Yaroslav Ivanovych Steshenko (–11 March 1939; Ярослав Іванович Стешенко) was a Ukrainian and Soviet bibliographer, bibliographical scholar, bibliophile and art critic. Frequently arrested by the Soviet authorities, Steshenko died in a gulag camp and is considered part of the Executed Renaissance.

==Biography==
Steshenko was born in Kyiv, Russian Empire (present-day, Ukraine) to Ivan Steshenko and Oksana Steshenko. Steshenko's father was a politician, literary scholar, poet, writer, translator and his mother was a children's writer, translator and teacher. Steshenko was the younger brother of the actress Iryna Steshenko. Through his mother Steshenko was the grandson of Mykhailo Starytsky and Sofiia Starytska, and the nephew of Mariia Starytska and Liudmyla Starytska-Cherniakhivska.
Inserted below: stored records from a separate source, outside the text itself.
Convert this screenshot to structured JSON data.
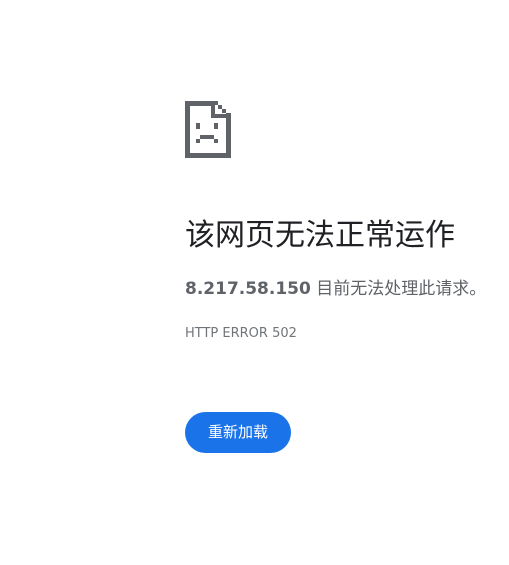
{
  "error": {
    "icon": "sad-file-icon",
    "title": "该网页无法正常运作",
    "host": "8.217.58.150",
    "message_suffix": "目前无法处理此请求。",
    "code": "HTTP ERROR 502",
    "reload_label": "重新加载"
  },
  "colors": {
    "background": "#ffffff",
    "title_text": "#202124",
    "body_text": "#5f6368",
    "code_text": "#70757a",
    "button_bg": "#1a73e8",
    "button_text": "#ffffff",
    "icon": "#5f6368"
  }
}
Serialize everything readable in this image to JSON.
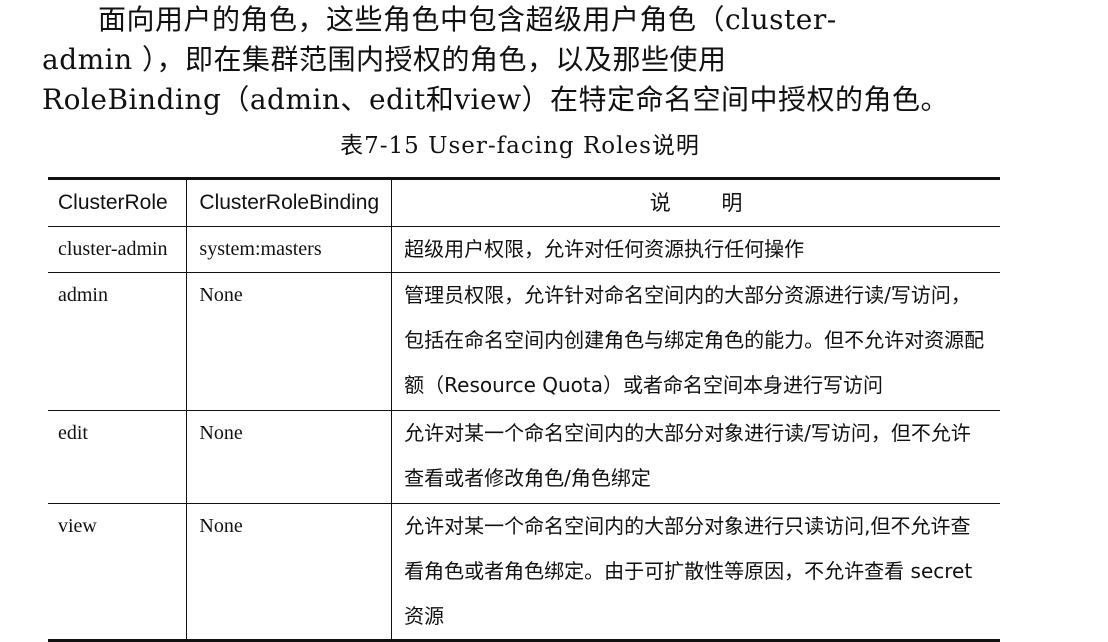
{
  "paragraph": {
    "line1": "面向用户的角色，这些角色中包含超级用户角色（cluster-",
    "line2": "admin ），即在集群范围内授权的角色，以及那些使用",
    "line3": "RoleBinding（admin、edit和view）在特定命名空间中授权的角色。"
  },
  "table_caption": "表7-15 User-facing Roles说明",
  "table": {
    "headers": {
      "cluster_role": "ClusterRole",
      "cluster_role_binding": "ClusterRoleBinding",
      "description": "说 明"
    },
    "rows": [
      {
        "cluster_role": "cluster-admin",
        "binding": "system:masters",
        "description": "超级用户权限，允许对任何资源执行任何操作"
      },
      {
        "cluster_role": "admin",
        "binding": "None",
        "description": "管理员权限，允许针对命名空间内的大部分资源进行读/写访问，包括在命名空间内创建角色与绑定角色的能力。但不允许对资源配额（Resource Quota）或者命名空间本身进行写访问"
      },
      {
        "cluster_role": "edit",
        "binding": "None",
        "description": "允许对某一个命名空间内的大部分对象进行读/写访问，但不允许查看或者修改角色/角色绑定"
      },
      {
        "cluster_role": "view",
        "binding": "None",
        "description": "允许对某一个命名空间内的大部分对象进行只读访问,但不允许查看角色或者角色绑定。由于可扩散性等原因，不允许查看 secret 资源"
      }
    ]
  }
}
Steshenko was also the cousin of Veronika Chernyakhivska, and the great-nephew of Mykola Lysenko.

In 1918, aged 14, Steshenko witnessed the assassination of his father by members of the Red Army. In 1920, Steshenko graduated from gymnasium in Kyiv. During this time Steshenko also attended a course in librarianship, and worked at the Dneprosoyuz book warehouse from 1919 to 1920. From 1920 to 1921, Steshenko studied literary cycles at the Kyiv Higher Institute of Education. In 1930, (Note: Also cited as 1928.) Steshenko graduated from Kyiv National Economic University.

==Career==
In 1928, Steshenko became a member of the Russian Bibliographic Society at Moscow University and became a member of the Leningrad Society of Bibliophiles in 1929.

Steshenko compiled indexes of works by Heorhiy Narbut and Sergiy Maslov, and co-authored a catalogue of publications of the All-Ukrainian Academy of Sciences with Mykola Ivanchenko.

Steshenko collected bookplates, and was a corresponding member of the Leningrad Society of Bookplate Artists. Part of Steshenko's bookplate collection is housed at the Museum of Outstanding Figures of Ukrainian Culture.

==Arrests and death==
In 1921, aged 17, Steshenko was arrested on charges of belonging to a counter-revolutionary youth organisation, but was later released due to lack of evidence. Steshenko was arrested in 1923 on charges of belonging to the anti-Bolshevik Cossack Council of Right-Bank Ukraine, but was later released due to lack of evidence.

In autumn 1929, Steshenko was imprisoned as part of the Union for the Freedom of Ukraine trial. Steshenko plead not-guilty and was later released in 1930 due to the absence of criminal wrongdoing. In 1933, Steshenko was arrested in Kharkiv as part of the "Archaeologists–Zhupans" (Археологів–Жупанів) case and was exiled to Uralsk, Kazakh SSR (present-day Oral, Kazakhstan). Steshenko was sentenced in 1936 to hard labor at a gulag camp in Kolyma.

On 11 March 1939 Steshenko died aged 34 at a gulag camp in Nagaev Bay. Steshenko was posthumously rehabilitated in September 1956.

==Legacy==
A compilation of Steshenko's letters by Yevhen Pshenichny was published as Yaroslav Steshenko: Epistolary Monologue in 2020.

==Publications==
- Steshenko, Yaroslav (1926) Heorhii Narbut: Posthumous Exhibition of Works, T. Shevchenko All-Ukraine Historical Museum. Kyiv: Derzhvydav Ukraїny.
- Ivanchenko, M. (1927). "Sergiy Maslov 1902–1927"
- Steshenko, Yaroslabv (1930). "Systematic Catalog of Publications of the All-Ukrainian Academy of Sciences, 1918–1929'"

===Unpublished===
- Bibliography of Ukrainian Bibliography and Bibliology
- Bibliography of the History of Ukrainian Printing (1925)
- Bibliographic Index of Books Printed in Ukrainian on the Territory of Russia in 1798–1916 (Note: A version of which is held at the Shevchenko Institute of Literature, National Academy of Sciences of Ukraine.)